Acerca del método de la investigación económica. En el examen de la cuestión del método de la investigación económica y del concepto de abstracción hay que examinar si la observación crítica hecha por Croce a la economía crítica --el que ésta procede a través de "una mezcla continua de deducción teórica y descripción histórica, de nexos lógicos y nexos de hecho" *-- no es precisamente uno de los rasgos característicos de la superioridad de la economía crítica sobre la economía pura, y una de las fuerzas que la hacen más fecunda para el progreso científico. Hay que observar, por lo demás, las manifestaciones de insatisfacción y hastío por parte del mismo Croce ante los procedimientos más corrientes de la economía pura, con sus bizantinismos y su manía escolástica de revestir de pomposo ropaje científico las vulgaridades más triviales del sentido común y las generalidades más vacías.

* Materialismo Storico ad Economia Marxistica, 4ta. ed., pág. 160.

La economía crítica ha buscado una justa proporción entre el método deductivo y el método inductivo, o sea: ha intentado construir hipótesis abstraídas no sobre la base indeterminada de un hombre en general, históricamente indeterminado y que no puede ser reconocido, desde ningún punto de vista, como abstracción hecha a partir de una realidad concreta, sino sobre la realidad de hecho, "descripción histórica", que suministra el presupuesto real para construir hipótesis científicas, o sea, para abstraer el elemento económico, o los aspectos del elemento económico sobre los cuales se quiere llamar la atención y ejercer el examen científico. De ese modo no puede existir el homo oeconomicus genérico, sino que se puede abstraer el tipo de cada uno de los agentes o protagonistas de la actividad económica que se han sucedido en la historia: el capitalista, el trabajador, el esclavo, el dueño de esclavos, el barón feudal, el siervo de la gleba. No es casual que la ciencia económica haya nacido en la edad moderna, cuando la difusión del sistema capitalista ha difundido también un tipo relativamente homogéneo de hombre económico, o sea, ha creado las condiciones reales por las cuales una abstracción científica se hacía relativamente menos arbitraria y menos genéricamente vacía que antes.

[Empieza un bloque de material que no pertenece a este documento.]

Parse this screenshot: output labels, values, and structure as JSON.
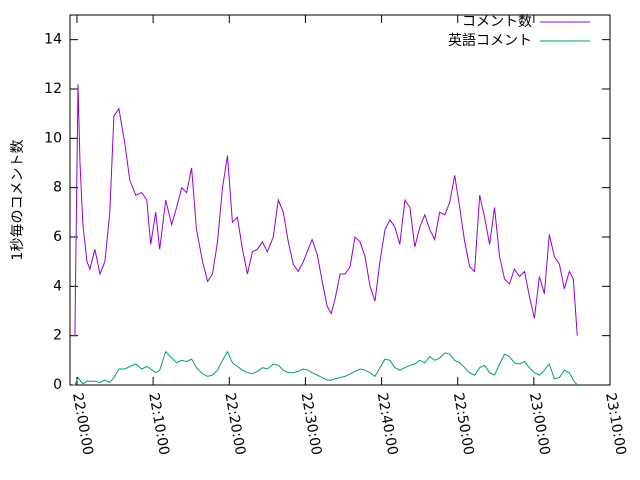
{
  "chart_data": {
    "type": "line",
    "y_label": "1秒毎のコメント数",
    "x": [
      "21:59:29",
      "21:59:44",
      "22:00:08",
      "22:00:24",
      "22:00:47",
      "22:01:19",
      "22:01:42",
      "22:02:21",
      "22:03:01",
      "22:03:40",
      "22:04:19",
      "22:04:51",
      "22:05:30",
      "22:06:17",
      "22:06:56",
      "22:07:43",
      "22:08:30",
      "22:09:10",
      "22:09:41",
      "22:10:20",
      "22:10:52",
      "22:11:39",
      "22:12:26",
      "22:13:05",
      "22:13:45",
      "22:14:24",
      "22:15:03",
      "22:15:42",
      "22:16:30",
      "22:17:09",
      "22:17:48",
      "22:18:27",
      "22:19:07",
      "22:19:46",
      "22:20:25",
      "22:21:04",
      "22:21:44",
      "22:22:23",
      "22:23:02",
      "22:23:41",
      "22:24:21",
      "22:25:00",
      "22:25:47",
      "22:26:26",
      "22:27:06",
      "22:27:45",
      "22:28:24",
      "22:29:03",
      "22:29:43",
      "22:30:22",
      "22:30:53",
      "22:31:33",
      "22:32:12",
      "22:32:51",
      "22:33:23",
      "22:33:54",
      "22:34:33",
      "22:35:12",
      "22:35:52",
      "22:36:31",
      "22:37:10",
      "22:37:50",
      "22:38:29",
      "22:39:08",
      "22:39:47",
      "22:40:27",
      "22:41:06",
      "22:41:45",
      "22:42:24",
      "22:43:04",
      "22:43:43",
      "22:44:22",
      "22:45:01",
      "22:45:41",
      "22:46:20",
      "22:46:59",
      "22:47:38",
      "22:48:18",
      "22:48:57",
      "22:49:36",
      "22:50:16",
      "22:50:55",
      "22:51:34",
      "22:52:13",
      "22:52:53",
      "22:53:32",
      "22:54:11",
      "22:54:50",
      "22:55:30",
      "22:56:09",
      "22:56:48",
      "22:57:27",
      "22:58:07",
      "22:58:46",
      "22:59:25",
      "23:00:04",
      "23:00:44",
      "23:01:23",
      "23:02:02",
      "23:02:42",
      "23:03:21",
      "23:04:00",
      "23:04:39",
      "23:05:11",
      "23:05:42"
    ],
    "series": [
      {
        "name": "コメント数",
        "color": "#9400d3",
        "values": [
          2,
          2,
          12.2,
          9,
          6.5,
          5,
          4.7,
          5.5,
          4.5,
          5,
          7,
          10.9,
          11.2,
          9.8,
          8.3,
          7.7,
          7.8,
          7.5,
          5.7,
          7,
          5.5,
          7.5,
          6.5,
          7.2,
          8,
          7.8,
          8.8,
          6.3,
          5,
          4.2,
          4.5,
          5.8,
          8,
          9.3,
          6.6,
          6.8,
          5.5,
          4.5,
          5.4,
          5.5,
          5.8,
          5.4,
          6,
          7.5,
          7,
          5.8,
          4.9,
          4.6,
          5,
          5.5,
          5.9,
          5.3,
          4.2,
          3.2,
          2.9,
          3.5,
          4.5,
          4.5,
          4.8,
          6,
          5.8,
          5.2,
          4,
          3.4,
          5,
          6.3,
          6.7,
          6.4,
          5.7,
          7.5,
          7.2,
          5.6,
          6.4,
          6.9,
          6.3,
          5.9,
          7,
          6.9,
          7.4,
          8.5,
          7.2,
          5.8,
          4.8,
          4.6,
          7.7,
          6.8,
          5.7,
          7.2,
          5.2,
          4.3,
          4.1,
          4.7,
          4.4,
          4.6,
          3.6,
          2.7,
          4.4,
          3.7,
          6.1,
          5.2,
          4.9,
          3.9,
          4.6,
          4.3,
          2
        ]
      },
      {
        "name": "英語コメント",
        "color": "#009e73",
        "values": [
          0,
          0,
          0.3,
          0.2,
          0.05,
          0.15,
          0.15,
          0.15,
          0.1,
          0.2,
          0.1,
          0.3,
          0.65,
          0.65,
          0.75,
          0.85,
          0.65,
          0.75,
          0.65,
          0.5,
          0.6,
          1.35,
          1.1,
          0.9,
          1,
          0.95,
          1.05,
          0.7,
          0.45,
          0.35,
          0.4,
          0.6,
          1,
          1.35,
          0.9,
          0.75,
          0.6,
          0.5,
          0.45,
          0.55,
          0.7,
          0.65,
          0.85,
          0.8,
          0.6,
          0.5,
          0.5,
          0.55,
          0.65,
          0.6,
          0.5,
          0.4,
          0.3,
          0.2,
          0.2,
          0.25,
          0.3,
          0.35,
          0.45,
          0.55,
          0.65,
          0.6,
          0.5,
          0.35,
          0.7,
          1.05,
          1,
          0.7,
          0.6,
          0.7,
          0.8,
          0.85,
          1,
          0.9,
          1.15,
          1,
          1.1,
          1.3,
          1.25,
          1,
          0.9,
          0.7,
          0.5,
          0.4,
          0.7,
          0.8,
          0.5,
          0.4,
          0.85,
          1.25,
          1.15,
          0.9,
          0.85,
          0.95,
          0.7,
          0.5,
          0.4,
          0.6,
          0.85,
          0.25,
          0.3,
          0.6,
          0.5,
          0.2,
          0
        ]
      }
    ],
    "xlim": [
      "21:59:05",
      "23:10:00"
    ],
    "xticks": [
      "22:00:00",
      "22:10:00",
      "22:20:00",
      "22:30:00",
      "22:40:00",
      "22:50:00",
      "23:00:00",
      "23:10:00"
    ],
    "ylim": [
      0,
      15
    ],
    "yticks": [
      0,
      2,
      4,
      6,
      8,
      10,
      12,
      14
    ],
    "grid": false,
    "legend": "top right"
  }
}
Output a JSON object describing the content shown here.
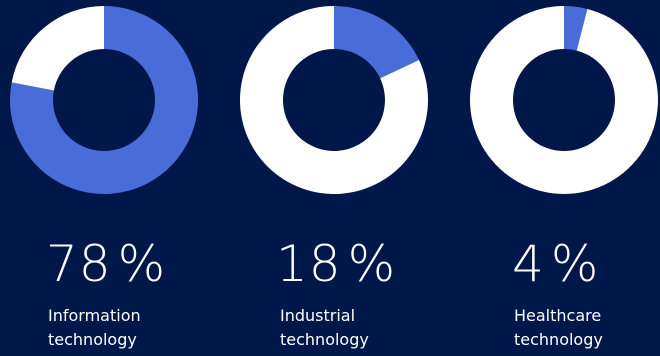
{
  "chart_data": [
    {
      "type": "pie",
      "labels": [
        "Information technology"
      ],
      "values": [
        78
      ],
      "value_text": "78",
      "unit": "%",
      "label_lines": [
        "Information",
        "technology"
      ],
      "colors": {
        "value": "#4a6cd8",
        "remainder": "#ffffff"
      }
    },
    {
      "type": "pie",
      "labels": [
        "Industrial technology"
      ],
      "values": [
        18
      ],
      "value_text": "18",
      "unit": "%",
      "label_lines": [
        "Industrial",
        "technology"
      ],
      "colors": {
        "value": "#4a6cd8",
        "remainder": "#ffffff"
      }
    },
    {
      "type": "pie",
      "labels": [
        "Healthcare technology"
      ],
      "values": [
        4
      ],
      "value_text": "4",
      "unit": "%",
      "label_lines": [
        "Healthcare",
        "technology"
      ],
      "colors": {
        "value": "#4a6cd8",
        "remainder": "#ffffff"
      }
    }
  ],
  "background_color": "#00174a"
}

La relación entre la economía política y la economía crítica no se ha sabido mantener en sus formas orgánicas e históricamente actuales. ¿En qué se distinguen ambas corrientes de pensamiento por lo que hace al planteamiento del problema económico? ¿Se distinguen actualmente, en el contexto cultural actual, no en el de hace ochenta años? Eso no se aprecia en los manuales de economía crítica (por ejemplo, en el Précis [158]), y, sin embargo, ése es el tema que interesa en seguida a los principiantes y el que da la orientación general para toda la investigación posterior. En general, ese punto se da como obvio, y hasta como aceptado sin discusión, cuando ninguna de las dos cosas es verdad. Así ocurre que sólo los espíritus gregarios y que se quedan en realidad tan frescos ante la cuestión se orientan al estudio de los problemas económicos, con lo cual se hace imposible todo desarrollo científico. Lo que llama la atención es esto: que un punto de vista crítico, que requiere el máximo de inteligencia, de falta de prejuicios, de frescura mental y de inventiva científica, se ha convertido en un monopolio de cháchara de cerebros estrechos y mezquinos, que sólo por su posición dogmática consiguen mantener un lugar no, ciertamente, en la ciencia, pero sí en la bibliografía marginal de la ciencia. El peligro más grande en estas cuestiones es una forma de pensamiento osificado: hay que preferir hasta una cierta despreocupación desordenada, antes que la defensa filistea de posiciones culturales constituidas. (C. XXXIII; I.M.S. 265-266; son dos apuntes.)

158 El manual de los autores soviéticos Lapidus y Ostrovitianov.